Tres bares cerrados, dos en los que sólo se vendían cigarros y los mercados donde sí había ron -y hasta marcas para escoger-, parapetados tras la barrera altísima y todavía prohibidísima del dólar, llevaron al Conde a un tugurio de La Víbora donde Jacinto el Mago, un químico industrial jubilado, se dedicaba a destilar alcohol a partir de los compuestos más inconcebibles. El Conde (siempre ocultando su filiación policiaca) debió tocar dos puertas, franquear tres rejas e invocar el nombre de su amigo Candito el Rojo, socio de aquel alquimista, para que Jacinto el Mago lo llevara hasta sus bien surtidas bodegas, colocadas en un cuartucho de madera y zinc, en el patio de la casa.

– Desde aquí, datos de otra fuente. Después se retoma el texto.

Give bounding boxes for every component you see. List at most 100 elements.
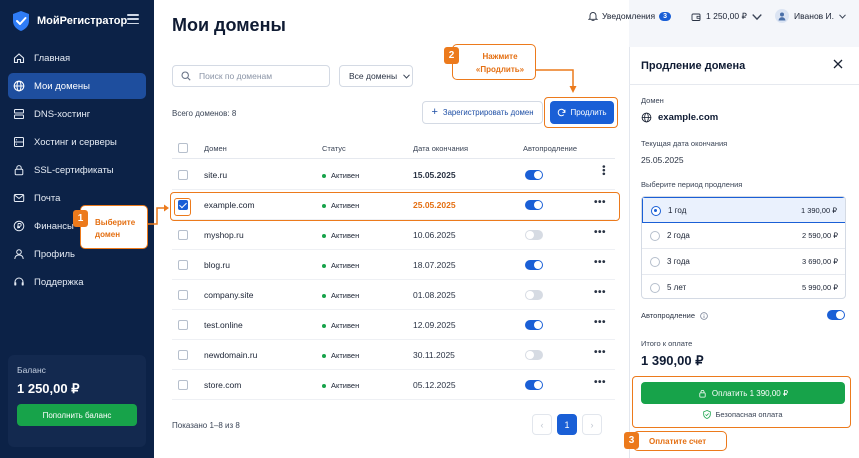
refresh-icon — [558, 108, 566, 117]
row-checkbox[interactable] — [178, 260, 188, 270]
menu-toggle-icon[interactable] — [127, 14, 139, 24]
more-options-icon[interactable]: ••• — [594, 347, 606, 358]
period-name: 5 лет — [667, 283, 687, 292]
status-badge: Активен — [322, 351, 359, 360]
sidebar-item-label: Главная — [34, 52, 71, 64]
step-number: 1 — [73, 210, 88, 227]
status-badge: Активен — [322, 321, 359, 330]
chevron-down-icon — [752, 12, 762, 22]
period-options: 1 год 1 390,00 ₽ 2 года 2 590,00 ₽ 3 год… — [641, 196, 846, 299]
table-row[interactable]: company.site Активен 01.08.2025 ••• — [172, 280, 615, 310]
total-value: 1 390,00 ₽ — [641, 353, 704, 368]
pagination-prev-button[interactable]: ‹ — [532, 414, 552, 435]
autorenew-toggle[interactable] — [827, 310, 845, 320]
domain-name[interactable]: myshop.ru — [204, 230, 244, 240]
domain-name[interactable]: example.com — [204, 200, 255, 210]
status-dot-icon — [322, 323, 326, 328]
notifications-button[interactable]: Уведомления 3 — [588, 11, 672, 21]
sidebar-item-dns[interactable]: DNS-хостинг — [8, 101, 146, 127]
sidebar-item-ssl[interactable]: SSL-сертификаты — [8, 157, 146, 183]
logo[interactable]: МойРегистратор — [11, 10, 127, 32]
callout-text: Оплатите счет — [649, 437, 707, 446]
status-text: Активен — [331, 171, 360, 180]
row-checkbox[interactable] — [178, 290, 188, 300]
domain-name[interactable]: company.site — [204, 290, 253, 300]
sidebar-item-home[interactable]: Главная — [8, 45, 146, 71]
period-option[interactable]: 3 года 3 690,00 ₽ — [642, 249, 845, 275]
filter-value: Все домены — [349, 71, 398, 81]
table-row[interactable]: newdomain.ru Активен 30.11.2025 ••• — [172, 340, 615, 370]
sidebar-item-hosting[interactable]: Хостинг и серверы — [8, 129, 146, 155]
autorenew-toggle[interactable] — [525, 320, 543, 330]
period-option[interactable]: 1 год 1 390,00 ₽ — [642, 197, 845, 223]
avatar — [775, 9, 789, 23]
table-row[interactable]: blog.ru Активен 18.07.2025 ••• — [172, 250, 615, 280]
period-option[interactable]: 2 года 2 590,00 ₽ — [642, 223, 845, 249]
table-row[interactable]: site.ru Активен 15.05.2025 ••• — [172, 160, 615, 190]
search-box[interactable] — [172, 65, 330, 87]
lock-icon — [699, 389, 706, 398]
autorenew-toggle[interactable] — [525, 290, 543, 300]
more-options-icon[interactable]: ••• — [594, 377, 606, 388]
radio-button[interactable] — [650, 257, 660, 267]
panel-title: Продление домена — [641, 60, 746, 72]
renew-button[interactable]: Продлить — [550, 101, 614, 124]
close-icon[interactable] — [832, 58, 844, 70]
autorenew-toggle[interactable] — [525, 170, 543, 180]
secure-label: Безопасная оплата — [715, 410, 783, 419]
row-checkbox[interactable] — [178, 230, 188, 240]
expiry-date: 12.09.2025 — [413, 320, 456, 330]
more-options-icon[interactable]: ••• — [599, 165, 609, 176]
radio-button[interactable] — [651, 206, 661, 216]
panel-date: 25.05.2025 — [641, 155, 684, 165]
autorenew-toggle[interactable] — [525, 200, 543, 210]
pagination-page-1[interactable]: 1 — [557, 414, 577, 435]
pay-button[interactable]: Оплатить 1 390,00 ₽ — [641, 382, 845, 404]
domain-name[interactable]: newdomain.ru — [204, 350, 257, 360]
domain-name[interactable]: test.online — [204, 320, 243, 330]
table-row[interactable]: store.com Активен 05.12.2025 ••• — [172, 370, 615, 400]
wallet-dropdown[interactable]: 1 250,00 ₽ — [691, 11, 762, 22]
more-options-icon[interactable]: ••• — [594, 287, 606, 298]
panel-autorenew: Автопродление — [641, 311, 708, 320]
domain-name[interactable]: blog.ru — [204, 260, 230, 270]
domain-name[interactable]: store.com — [204, 380, 241, 390]
topup-balance-button[interactable]: Пополнить баланс — [17, 404, 137, 426]
table-row[interactable]: myshop.ru Активен 10.06.2025 ••• — [172, 220, 615, 250]
period-option[interactable]: 5 лет 5 990,00 ₽ — [642, 275, 845, 298]
domain-name[interactable]: site.ru — [204, 170, 227, 180]
sidebar-item-label: Поддержка — [34, 276, 84, 288]
step-number: 2 — [444, 47, 459, 64]
autorenew-toggle[interactable] — [525, 230, 543, 240]
register-domain-button[interactable]: + Зарегистрировать домен — [422, 101, 543, 124]
more-options-icon[interactable]: ••• — [594, 257, 606, 268]
status-badge: Активен — [322, 201, 359, 210]
autorenew-toggle[interactable] — [525, 380, 543, 390]
domain-filter-select[interactable]: Все домены — [339, 65, 413, 87]
table-row[interactable]: test.online Активен 12.09.2025 ••• — [172, 310, 615, 340]
sidebar-item-label: Хостинг и серверы — [34, 136, 117, 148]
autorenew-toggle[interactable] — [525, 350, 543, 360]
pagination-next-button[interactable]: › — [582, 414, 602, 435]
sidebar-nav: Главная Мои домены DNS-хостинг Хостинг и… — [8, 45, 146, 297]
autorenew-toggle[interactable] — [525, 260, 543, 270]
select-all-checkbox[interactable] — [178, 143, 188, 153]
user-menu[interactable]: Иванов И. — [775, 9, 846, 23]
arrow-icon — [148, 204, 169, 225]
more-options-icon[interactable]: ••• — [594, 227, 606, 238]
row-checkbox[interactable] — [178, 320, 188, 330]
info-icon[interactable] — [700, 311, 708, 320]
row-checkbox[interactable] — [178, 380, 188, 390]
radio-button[interactable] — [650, 283, 660, 293]
search-input[interactable] — [199, 71, 319, 81]
row-checkbox[interactable] — [178, 350, 188, 360]
sidebar-item-domains[interactable]: Мои домены — [8, 73, 146, 99]
sidebar-item-support[interactable]: Поддержка — [8, 269, 146, 295]
radio-button[interactable] — [650, 231, 660, 241]
total-label: Итого к оплате — [641, 339, 693, 348]
more-options-icon[interactable]: ••• — [594, 317, 606, 328]
more-options-icon[interactable]: ••• — [594, 197, 606, 208]
row-checkbox[interactable] — [178, 170, 188, 180]
table-row[interactable]: example.com Активен 25.05.2025 ••• — [172, 190, 615, 220]
column-header: Дата окончания — [413, 144, 469, 153]
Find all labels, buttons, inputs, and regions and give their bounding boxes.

– ¿A ver, chama, qué te quieres llevar? -preguntó el Mago mientras con un dedo se hurgaba la nariz, en busca de un moco al parecer incapturable.

– ¿Hay para escoger? -se asombró el Conde y respiró aliviado ante la proximidad de la bebida.

– Tengo Chispa'e Tren a treinta cañas, Colaíto a quince, y Bájate el Blúmer a veinticinco pesos… Ah, y vino de maracuyá, a ocho la botella.

El Conde sintió un puñetazo en el hígado y un alboroto en las glándulas salivales, pero decidió que, a pesar de aquellos gritos orgánicos, se lanzaría al pozo de los desesperados.